“She seems to be doing better, and for that, you have my gratitude. In Town, she just… She was not coping well. I was at a loss as to how to assist her.”
Douglas followed his words with the slightest hint of a self-conscious shrug and another bow, and withdrew into his room. Having gained the precious blessing of solitude, he opened the valise, took out a stack of letters, and prepared to bail against a tide of correspondence as endless as it was depressing.
***
Dinner passed as pleasantly as lunch had, if small talk, small portions, and a small case of queasiness qualified. Astrid had made certain to seat herself neither next to nor across from Andrew, which left her immediately across from Douglas.
While Andrew conversed, flattered, and played the part of a cheerful guest, Astrid pushed braised carrots around on her plate and thought of skipping stones. Whenever she looked up, somebody was studying her—Felicity, Gareth, Henry Allen, or Douglas.
Though not Andrew. Never Andrew.
She put a forkful of carrots in her mouth and chewed slowly, then had to pretend to sneeze into her napkin to preserve herself from swallowing food that agreed with her even less than the company who had come to call.
When Felicity rose and invited the ladies to join her in the family parlor, Astrid thought to make her escape above stairs, only to find Douglas hovering at her elbow in the corridor.
“Might I offer you a turn about the gardens, my lady?” He held out an arm and assayed what for him was probably a smile, though it looked to Astrid like an inchoate case of dyspepsia.
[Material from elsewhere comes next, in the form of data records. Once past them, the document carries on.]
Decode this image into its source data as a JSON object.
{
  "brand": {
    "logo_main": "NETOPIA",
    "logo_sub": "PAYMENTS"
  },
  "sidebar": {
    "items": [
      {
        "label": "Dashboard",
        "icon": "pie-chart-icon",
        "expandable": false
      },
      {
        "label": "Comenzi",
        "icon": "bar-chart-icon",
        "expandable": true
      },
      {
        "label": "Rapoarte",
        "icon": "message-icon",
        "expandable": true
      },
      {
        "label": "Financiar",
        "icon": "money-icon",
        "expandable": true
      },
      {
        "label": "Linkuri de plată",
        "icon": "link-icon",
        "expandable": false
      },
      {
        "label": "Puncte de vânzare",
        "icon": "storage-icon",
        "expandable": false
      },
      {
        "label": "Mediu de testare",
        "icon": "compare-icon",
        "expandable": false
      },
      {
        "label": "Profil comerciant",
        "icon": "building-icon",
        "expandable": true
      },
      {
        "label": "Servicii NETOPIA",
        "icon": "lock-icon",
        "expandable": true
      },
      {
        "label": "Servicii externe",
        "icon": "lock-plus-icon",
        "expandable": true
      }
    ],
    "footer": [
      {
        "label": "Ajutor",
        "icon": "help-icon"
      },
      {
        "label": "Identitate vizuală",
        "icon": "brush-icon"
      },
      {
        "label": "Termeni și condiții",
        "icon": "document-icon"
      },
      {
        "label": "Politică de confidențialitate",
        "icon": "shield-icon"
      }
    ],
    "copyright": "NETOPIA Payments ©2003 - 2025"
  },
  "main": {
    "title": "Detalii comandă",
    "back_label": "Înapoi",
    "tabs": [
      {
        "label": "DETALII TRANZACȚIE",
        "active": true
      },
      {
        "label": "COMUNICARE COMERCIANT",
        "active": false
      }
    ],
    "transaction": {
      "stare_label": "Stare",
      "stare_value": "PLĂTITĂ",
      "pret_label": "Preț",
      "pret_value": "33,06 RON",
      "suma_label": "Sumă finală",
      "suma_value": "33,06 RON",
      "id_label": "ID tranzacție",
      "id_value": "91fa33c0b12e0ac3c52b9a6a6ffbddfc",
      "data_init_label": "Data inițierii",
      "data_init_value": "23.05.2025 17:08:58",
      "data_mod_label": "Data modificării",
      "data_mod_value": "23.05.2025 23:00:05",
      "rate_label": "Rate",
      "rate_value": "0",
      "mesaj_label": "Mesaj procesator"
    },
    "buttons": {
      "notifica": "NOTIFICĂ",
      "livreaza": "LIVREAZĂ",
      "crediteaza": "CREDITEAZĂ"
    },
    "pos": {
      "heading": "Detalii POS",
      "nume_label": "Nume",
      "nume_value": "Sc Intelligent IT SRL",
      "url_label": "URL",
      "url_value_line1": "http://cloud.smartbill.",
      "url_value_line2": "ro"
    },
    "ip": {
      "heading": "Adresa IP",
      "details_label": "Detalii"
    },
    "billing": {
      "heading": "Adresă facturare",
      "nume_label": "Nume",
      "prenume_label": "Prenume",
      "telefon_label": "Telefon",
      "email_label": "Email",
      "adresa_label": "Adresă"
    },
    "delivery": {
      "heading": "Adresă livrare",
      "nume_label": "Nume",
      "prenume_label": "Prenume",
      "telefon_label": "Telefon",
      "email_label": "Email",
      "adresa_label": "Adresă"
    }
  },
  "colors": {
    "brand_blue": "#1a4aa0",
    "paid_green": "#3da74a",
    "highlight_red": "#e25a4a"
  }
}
Perhaps the condition was contagious. “The evening is cool, but there are matters I would raise with you privately.”
“I’ll get my shawl.”
Douglas was nearly as tall as Andrew, and had an elegance to his frame neither of his brothers shared. Those attributes were none of his doing, but Astrid also had to credit the man with a curiously pleasant, cedary scent.
Her condition was making her daft, or making her nose daft. She repaired to her room, gave the quilt a longing stroke, and chose a lavender shawl. Let Douglas be warned that her mourning no longer consumed her, and she would not be a slave to convention merely to appease his sensibilities.
“Shall we use the back terrace?” she suggested, not waiting for him to offer his arm again. He stayed by her side, nonetheless, as they meandered around the side of the house to the largest terrace, the one that bordered the fading flower beds. The full moon had risen, making the whole scene eerily well lit.
“So, Douglas,” she said as they strolled along, “what would you discuss with me?”
He was not like some men—like Herbert—charging ahead and leaving a diminutive lady to trot after him.
“You are my brother’s widow,” he began, as if rehearsing a sermon, “and as such, certain funds should now become available to you. We have, in fact, discussed these monies on more than one occasion.”
He’d tried to discuss them while she’d considered smashing clocks. “We have. Briefly.”
“There is no other way to say this, but your funds are sorely depleted. I do apologize to you for this mismanagement.”
An opening salvo, no doubt intended to unnerve more than it apologized. “And how were my funds mismanaged, specifically?” She kept her voice pleasant, merely curious.
“I do not want to speak ill of my late brother, but his grasp of business principles was… not sophisticated,” Douglas offered, as if this were the more difficult admission.
“Is ownership, then, a complicated business principle, Douglas? As in, the dower portion of the settlements was mine, and was not his to use. That money was the one thing I, as a wife, could expect to remain in possession of, despite becoming my husband’s chattel. Your brother’s fault lay not in his grasp of business principles, but rather, in his grasp of morals.”
They strolled along a walk of crushed white shells, which the moonlight made luminous. Perhaps the surrounding darkness enhanced her awareness of scents, for Astrid could divine the odor of rotting undergrowth beneath the fragrance of the flowers and Douglas’s cedary scent.
Douglas bent and snapped off a white chrysanthemum. “I cannot know my brother’s motivations.” A martyr prayed for his executioner’s forgiveness in the same patient, condescending tones.
“Douglas, let us be honest.” Lest she spend the rest of the night among the chilly flowers and Douglas’s chilly remorse. “Herbert was not a bad man, but he was self-indulgent and immature. He wasted money on himself, his leman, his dogs and horses and cronies. Your brother stole from funds that should have been saved for my exclusive use, and because he was head of the family, no one stopped him.”